The U.S. trade deficit in goods reached a new record in 2025, government data showed Thursday, even as President Donald Trump’s sweeping tariff policy marked its second year. The overall goods gap widened slightly to $1.24 trillion for the year, the highest figure in Commerce Department records dating back to 1960.

When services are included, the total U.S. trade deficit for 2025 narrowed marginally to $901.5 billion from $903.5 billion in 2024, remaining the third-largest on record. However, the December deficit surged 32.6% to $70.3 billion, exceeding forecasts as exports fell and imports rose.

The annual figures reflect a trade landscape heavily reshaped by Trump’s tariff agenda, which pushed the average effective U.S. tariff rate to its highest level since the 1930s. A key shift was a significant narrowing of the goods deficit with China, which fell to its lowest since the early 2000s. U.S. imports from China dropped by 30% in 2025 following tariff escalations in April that later cooled.

Analysts identified several factors behind the volatile flows. Chad Bown of the Peterson Institute for International Economics noted that a surge in imports of advanced semiconductors for AI data centres, primarily from Taiwan, contributed to the figures. He also cited “front-running” behaviour by companies seeking to beat upcoming tariffs, which may explain stronger imports earlier in the year. Furthermore, some tariff exemptions, such as for electronics, influenced patterns.

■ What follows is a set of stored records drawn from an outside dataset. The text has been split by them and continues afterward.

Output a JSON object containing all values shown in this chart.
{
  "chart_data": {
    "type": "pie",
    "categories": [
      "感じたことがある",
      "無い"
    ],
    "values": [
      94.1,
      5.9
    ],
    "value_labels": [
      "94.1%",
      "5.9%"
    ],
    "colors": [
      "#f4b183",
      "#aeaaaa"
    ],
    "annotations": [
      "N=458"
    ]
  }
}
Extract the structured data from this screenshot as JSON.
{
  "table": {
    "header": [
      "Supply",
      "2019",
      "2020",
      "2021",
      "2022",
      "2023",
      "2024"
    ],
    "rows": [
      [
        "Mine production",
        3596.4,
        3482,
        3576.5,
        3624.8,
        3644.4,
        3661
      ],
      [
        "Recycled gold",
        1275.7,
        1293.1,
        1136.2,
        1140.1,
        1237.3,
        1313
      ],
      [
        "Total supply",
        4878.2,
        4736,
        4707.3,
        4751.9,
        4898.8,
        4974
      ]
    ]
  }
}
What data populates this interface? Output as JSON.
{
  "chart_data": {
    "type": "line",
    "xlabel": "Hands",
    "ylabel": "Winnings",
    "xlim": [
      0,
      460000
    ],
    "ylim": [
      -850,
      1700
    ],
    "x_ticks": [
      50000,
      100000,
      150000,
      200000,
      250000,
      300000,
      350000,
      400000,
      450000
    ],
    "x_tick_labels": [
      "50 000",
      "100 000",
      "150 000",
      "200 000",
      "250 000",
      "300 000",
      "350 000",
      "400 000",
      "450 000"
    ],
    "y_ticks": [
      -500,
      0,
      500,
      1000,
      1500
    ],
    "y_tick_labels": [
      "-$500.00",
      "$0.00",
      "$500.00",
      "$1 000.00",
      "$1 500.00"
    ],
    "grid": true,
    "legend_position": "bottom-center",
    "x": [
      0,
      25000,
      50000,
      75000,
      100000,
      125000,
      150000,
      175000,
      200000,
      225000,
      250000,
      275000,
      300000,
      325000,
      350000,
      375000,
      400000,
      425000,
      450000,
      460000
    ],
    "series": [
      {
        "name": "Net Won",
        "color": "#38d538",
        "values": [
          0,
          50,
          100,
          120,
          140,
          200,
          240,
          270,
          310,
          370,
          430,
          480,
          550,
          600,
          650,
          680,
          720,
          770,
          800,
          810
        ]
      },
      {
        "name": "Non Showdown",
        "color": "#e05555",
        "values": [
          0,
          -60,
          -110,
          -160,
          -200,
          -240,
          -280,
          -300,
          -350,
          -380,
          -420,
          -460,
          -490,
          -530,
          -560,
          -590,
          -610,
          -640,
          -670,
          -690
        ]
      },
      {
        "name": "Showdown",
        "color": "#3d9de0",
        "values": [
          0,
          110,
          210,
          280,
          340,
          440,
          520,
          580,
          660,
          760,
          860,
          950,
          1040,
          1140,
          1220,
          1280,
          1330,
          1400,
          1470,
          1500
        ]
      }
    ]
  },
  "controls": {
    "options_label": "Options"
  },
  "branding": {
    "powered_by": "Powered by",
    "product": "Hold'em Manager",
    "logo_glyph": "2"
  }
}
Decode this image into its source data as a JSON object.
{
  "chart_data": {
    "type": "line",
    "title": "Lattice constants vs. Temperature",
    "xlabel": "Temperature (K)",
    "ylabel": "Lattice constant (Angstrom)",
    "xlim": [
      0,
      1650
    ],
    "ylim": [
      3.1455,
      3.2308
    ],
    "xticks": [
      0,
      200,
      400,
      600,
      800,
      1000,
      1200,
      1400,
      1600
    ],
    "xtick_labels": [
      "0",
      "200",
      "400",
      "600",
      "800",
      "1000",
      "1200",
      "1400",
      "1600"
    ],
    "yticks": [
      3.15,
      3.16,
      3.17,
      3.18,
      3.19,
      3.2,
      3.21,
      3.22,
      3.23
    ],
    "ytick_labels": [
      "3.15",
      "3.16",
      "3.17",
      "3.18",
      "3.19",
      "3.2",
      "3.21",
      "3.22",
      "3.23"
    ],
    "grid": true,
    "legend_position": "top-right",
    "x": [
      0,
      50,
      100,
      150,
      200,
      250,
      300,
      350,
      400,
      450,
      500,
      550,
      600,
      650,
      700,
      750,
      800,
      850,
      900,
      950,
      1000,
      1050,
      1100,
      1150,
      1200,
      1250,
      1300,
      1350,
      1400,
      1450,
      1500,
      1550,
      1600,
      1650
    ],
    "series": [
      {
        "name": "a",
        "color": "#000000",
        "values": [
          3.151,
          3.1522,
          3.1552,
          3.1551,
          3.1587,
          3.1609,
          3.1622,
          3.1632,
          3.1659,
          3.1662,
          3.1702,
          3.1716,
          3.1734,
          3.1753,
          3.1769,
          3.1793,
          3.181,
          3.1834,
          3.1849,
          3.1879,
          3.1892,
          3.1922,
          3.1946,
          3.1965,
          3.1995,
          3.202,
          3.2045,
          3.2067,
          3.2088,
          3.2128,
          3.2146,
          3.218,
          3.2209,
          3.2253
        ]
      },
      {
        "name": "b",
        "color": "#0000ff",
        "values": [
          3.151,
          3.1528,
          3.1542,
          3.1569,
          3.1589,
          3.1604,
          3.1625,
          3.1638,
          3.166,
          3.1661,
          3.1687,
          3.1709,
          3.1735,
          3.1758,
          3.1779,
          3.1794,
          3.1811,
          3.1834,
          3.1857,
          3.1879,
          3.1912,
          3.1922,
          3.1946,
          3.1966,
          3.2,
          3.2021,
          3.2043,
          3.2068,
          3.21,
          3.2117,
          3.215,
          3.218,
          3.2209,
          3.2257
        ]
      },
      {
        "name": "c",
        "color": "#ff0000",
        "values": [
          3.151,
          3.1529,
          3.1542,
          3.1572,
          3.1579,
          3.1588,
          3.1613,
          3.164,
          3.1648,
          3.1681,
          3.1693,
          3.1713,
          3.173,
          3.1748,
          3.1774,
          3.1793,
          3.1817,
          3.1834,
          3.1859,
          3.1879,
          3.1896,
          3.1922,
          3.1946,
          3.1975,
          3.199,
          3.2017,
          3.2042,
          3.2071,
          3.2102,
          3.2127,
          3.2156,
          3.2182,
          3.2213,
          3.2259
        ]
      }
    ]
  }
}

The reconfiguration of supply chains led to record-high trade deficits with partners like Taiwan and Mexico, as businesses diversified away from China. Oren Klachkin of Nationwide described 2025 as a “roller-coaster ride” for trade due to tariff shocks, but noted the annual deficit barely changed, decreasing just 0.2%. “With the peak tariff drag now likely behind us, we expect trade to settle into a more predictable rhythm,” he said.

Despite the administration’s claim that tariffs have “rescued our economy and national security,” a New York Federal Reserve study found nearly 90% of the tariff costs are borne by U.S. firms and consumers. This dynamic presents a challenge as households face persistent affordability pressures. The data underscores the difficulty of reducing the structural trade gap through protectionist measures alone, even as global sourcing strategies continue to realign.